24.3.23

Building a Story Brand

I concluded today Building a Story Brand – Clarify Your Message So Customers Will Listen (Donald Miller, 2017, 242 pages). I think this was a bit unusual book, but somehow it works quite well.

Despite not being a marketing expert, I studied Marketing in a graduate course, and read a couple books previously on the topic. And I think this is not a book I would associate directly with what I previously learned. It does cover marketing topics for sure, but what seems a bit unusual to me is that this book is about story telling techniques as much as it is about marketing and selling. And that I think is a bit unusual.

For sure the main reason behind is the fact that the author had been a novelist for over a decade and half before this book first came out. So, there you have someone who is familiar with story-telling theory, and simultaneously has a business experience. And I think he manages to combine these two realities quite well in the book.

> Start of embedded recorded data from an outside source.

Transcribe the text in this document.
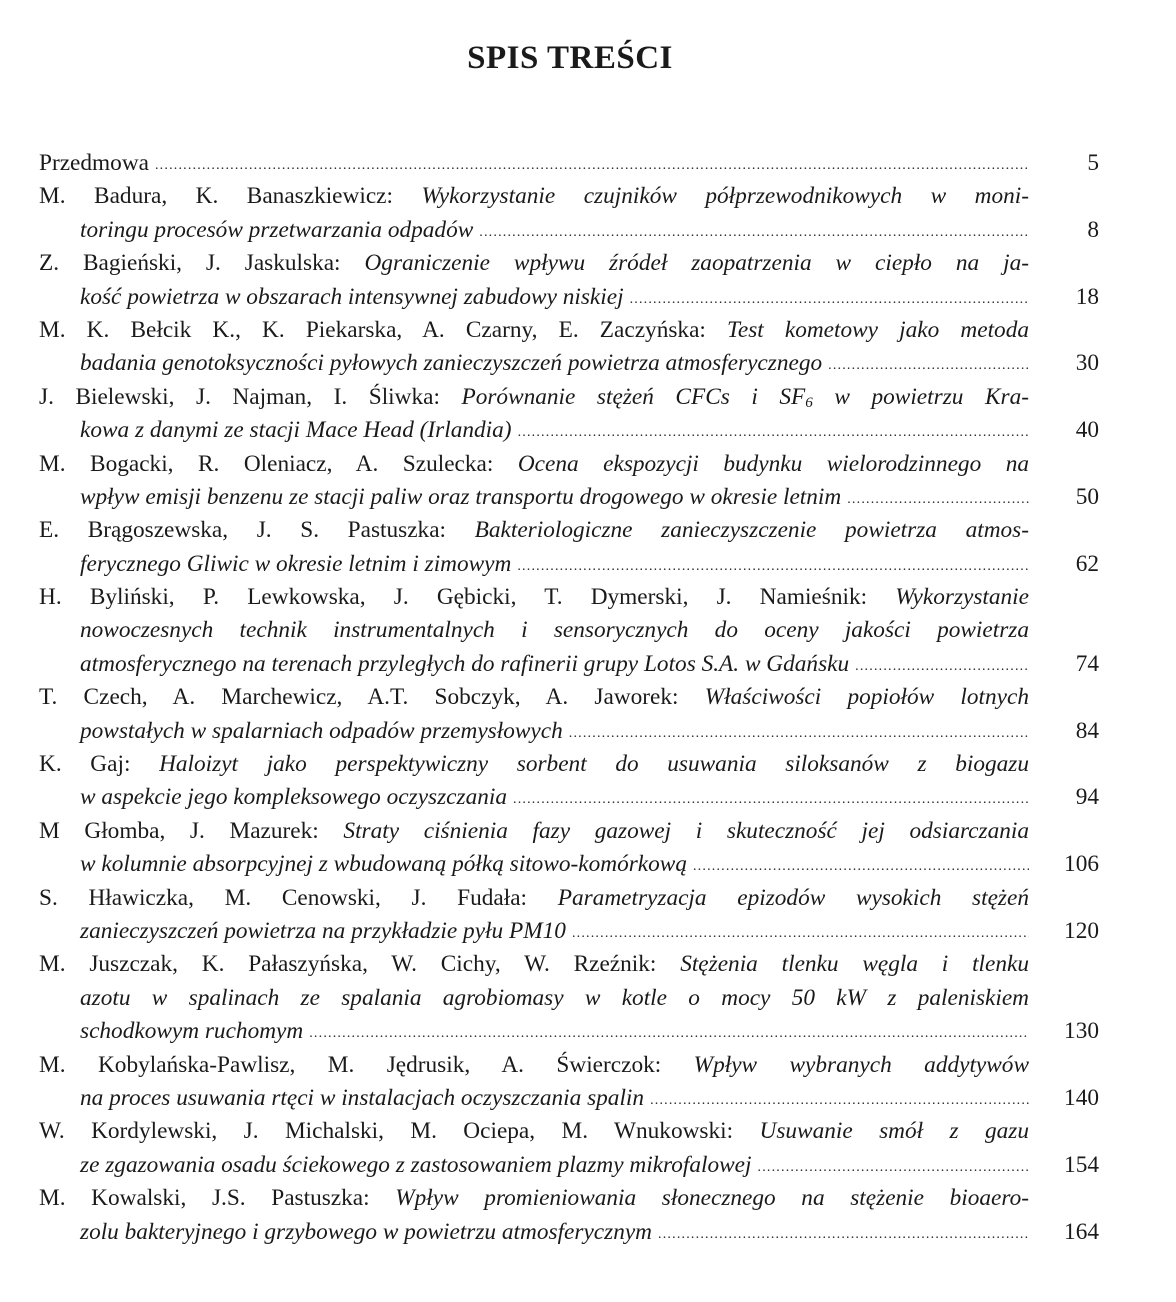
SPIS TREŚCI
Przedmowa .....	5
M. Badura, K. Banaszkiewicz: Wykorzystanie czujników półprzewodnikowych w moni-
toringu procesów przetwarzania odpadów .....	8
Z. Bagieński, J. Jaskulska: Ograniczenie wpływu źródeł zaopatrzenia w ciepło na ja-
kość powietrza w obszarach intensywnej zabudowy niskiej .....	18
M. K. Bełcik K., K. Piekarska, A. Czarny, E. Zaczyńska: Test kometowy jako metoda
badania genotoksyczności pyłowych zanieczyszczeń powietrza atmosferycznego .....	30
J. Bielewski, J. Najman, I. Śliwka: Porównanie stężeń CFCs i $SF_6$ w powietrzu Kra-
kowa z danymi ze stacji Mace Head (Irlandia) .....	40
M. Bogacki, R. Oleniacz, A. Szulecka: Ocena ekspozycji budynku wielorodzinnego na
wpływ emisji benzenu ze stacji paliw oraz transportu drogowego w okresie letnim .....	50
E. Brągoszewska, J. S. Pastuszka: Bakteriologiczne zanieczyszczenie powietrza atmos-
ferycznego Gliwic w okresie letnim i zimowym .....	62
H. Byliński, P. Lewkowska, J. Gębicki, T. Dymerski, J. Namieśnik: Wykorzystanie
nowoczesnych technik instrumentalnych i sensorycznych do oceny jakości powietrza
atmosferycznego na terenach przyległych do rafinerii grupy Lotos S.A. w Gdańsku .....	74
T. Czech, A. Marchewicz, A.T. Sobczyk, A. Jaworek: Właściwości popiołów lotnych
powstałych w spalarniach odpadów przemysłowych .....	84
K. Gaj: Haloizyt jako perspektywiczny sorbent do usuwania siloksanów z biogazu
w aspekcie jego kompleksowego oczyszczania .....	94
M Głomba, J. Mazurek: Straty ciśnienia fazy gazowej i skuteczność jej odsiarczania
w kolumnie absorpcyjnej z wbudowaną półką sitowo-komórkową .....	106
S. Hławiczka, M. Cenowski, J. Fudała: Parametryzacja epizodów wysokich stężeń
zanieczyszczeń powietrza na przykładzie pyłu PM10 .....	120
M. Juszczak, K. Pałaszyńska, W. Cichy, W. Rzeźnik: Stężenia tlenku węgla i tlenku
azotu w spalinach ze spalania agrobiomasy w kotle o mocy 50 kW z paleniskiem
schodkowym ruchomym .....	130
M. Kobylańska-Pawlisz, M. Jędrusik, A. Świerczok: Wpływ wybranych addytywów
na proces usuwania rtęci w instalacjach oczyszczania spalin .....	140
W. Kordylewski, J. Michalski, M. Ociepa, M. Wnukowski: Usuwanie smół z gazu
ze zgazowania osadu ściekowego z zastosowaniem plazmy mikrofalowej .....	154
M. Kowalski, J.S. Pastuszka: Wpływ promieniowania słonecznego na stężenie bioaero-
zolu bakteryjnego i grzybowego w powietrzu atmosferycznym .....	164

The main idea is that a typical successful plot has a hero, who has a problem or desires something, and along comes a guide who offers help and triggers the hero into action. The fulfillment of the hero’s destiny in solving his problem or obtaining what he wanted closes the story gap.

This main plot idea, according to the author, is a recipe that can and should be used by brands in order to engage customers. What I like a lot is that the client is the hero of the story. And along comes the brand to act as a guide helping the hero achieve what he needs to feel as a whole again.

There are more details following this basic idea, and a bunch of references to stories in famous movies and books. But essentially that’s what this book is all about. And I think it works! I only wished the author was a bit softer in his approach to use the very technique he describes to sell his services along the book. But it was not so much to annoy me, although I was not interested in buying.